I found a proof " The $\mathbb{Z}$ - module $M=\mathbb{Z} \times\mathbb{Z} \times\dots$ is not projective" in T.Y.Lam - Exercises in Modules and Rings.
Proof
Suppose that $M$ is projective, so $M$ is isomorphic to a direct summand of a free module then $M \subseteq F$ for a suitable free abelian group $F$ with basis $\{e_i| i \in I\}$. We have $P=\mathbb{Z}\oplus \mathbb{Z}\oplus \dots\oplus \mathbb{Z}\subseteq M$ be countable, so we can decompose $I$ into a disjoint union $I_1\cup I_2$ such that $I_1$ is countable and $P$ is contained in the span $F_1$ of $\{e_i|i\in I_1\}$. Let $F_2$ is the span of $\{e_i|i\in I_2\}$.\ The group $M/(M\cap F_1)$ has an embedding into the free abelian group $F/F_1\cong F_2$. We will get a contradiction if we can show that $M/(M\cap F_1)$ contains a nonzero element $\alpha$ that is divisible by $2^n$ for any $n\ge 1$. Consider the set $$S=\{(2^1\epsilon_1,2^2\epsilon_2,2^3\epsilon_3,\dots):\epsilon_i=\pm1\}\subseteq M$$ We see that $F_1$ is countable but $S$ is uncountable, so $S$ contains $$a=(2^1\epsilon_1,2^2\epsilon_2,2^3\epsilon_3,\dots) \not \in F_1$$ Hence, we have $$\begin{array}{*{20}{l}} \alpha &=& (2{\epsilon_1},{2^2}{\epsilon_2}, \ldots ,{2^{n - 1}}{\epsilon_{n - 1}},0,0, \ldots ) + (0,0, \ldots ,{2^n}{\epsilon_n},{2^{n + 1}}{\epsilon_{n + 1}}, \ldots ) + M \cap {F_1}\\ &=& {2^n}\left( {0,0, \ldots ,{\epsilon_n},2{\epsilon_{n + 1}}, \ldots } \right) + M \cap {F_1} \end{array}$$ Then $\alpha=a+(M\cap F_1)\in M/(M\cap F_1)\setminus \{0\}$ is divisible by $2^n$ for any $n$.

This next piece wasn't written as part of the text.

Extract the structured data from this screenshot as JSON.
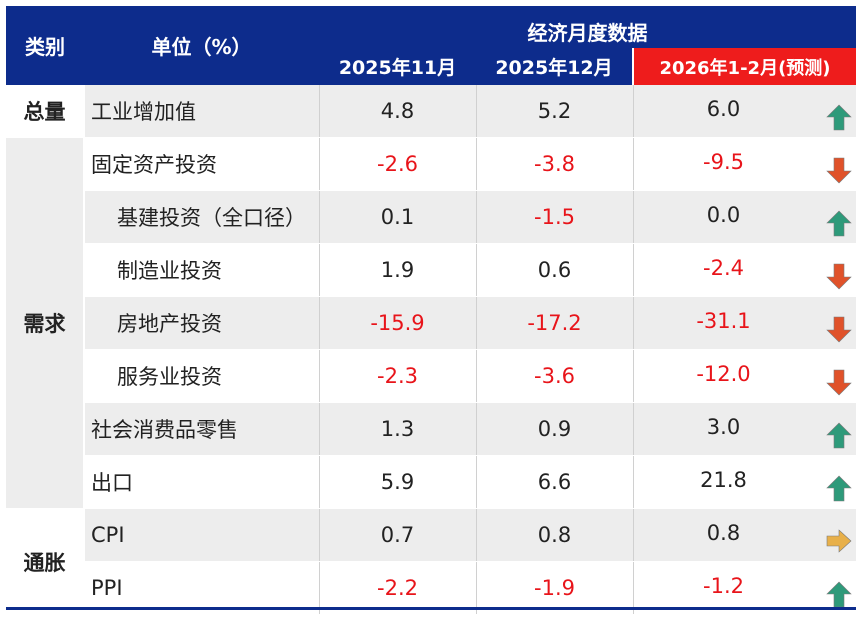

I have a question: Why we get a contradiction when we show that $M/(M\cap F_1)$ contains a nonzero element $\alpha$ that is divisible by $2^n$ for any $n\ge 1$. Thankyou.

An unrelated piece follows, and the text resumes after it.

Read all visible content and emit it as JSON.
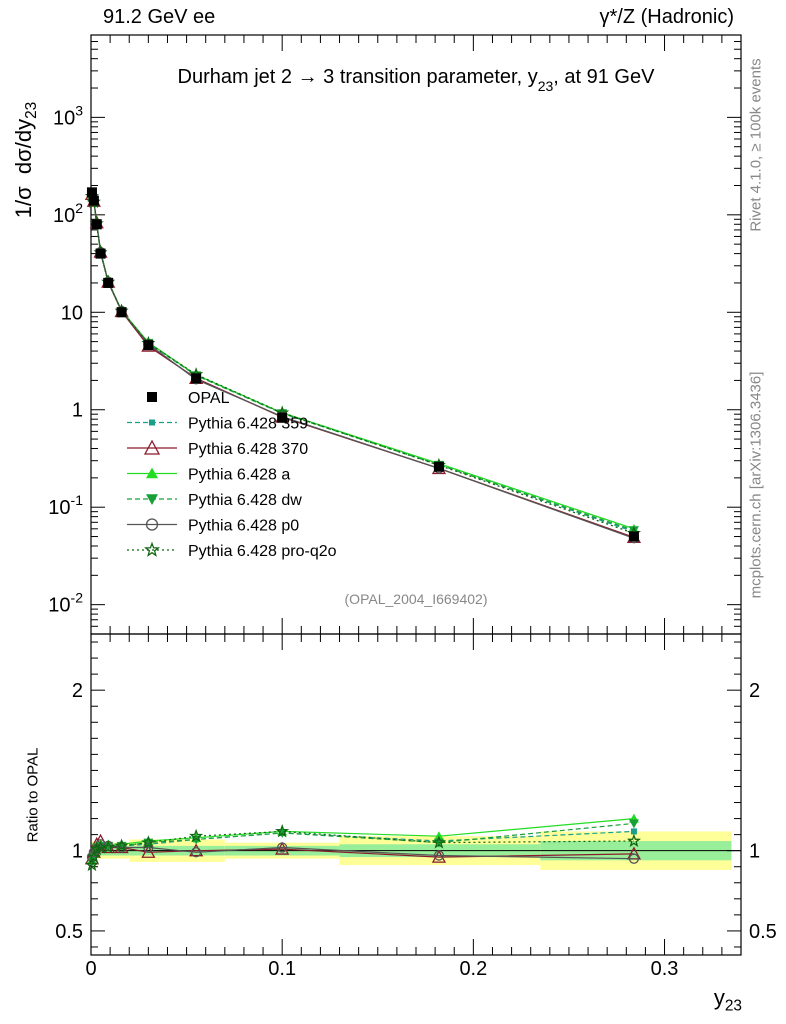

You say $M/(M\cap F_1)$ has an embedding into some free Abelian group $F_2$. Let $\alpha\in F_2$. Let $(e_i)_{i\in I}$ be a basis of $F_2$. Then $\alpha =\sum_{i\in I_0} a_i e_i$ where $a_i\in\Bbb Z$ and $I_0$ is a finite subset of $I$. If $\alpha\ne0$ then some $a_i\ne 0$, and in $F_2$, the only positive integers that $\alpha$ could possibly be divided by are the factors of $a_i$, of which there only finitely many. So in $F_2$ no nonzero element is divisible by $2^n$ for all $n$.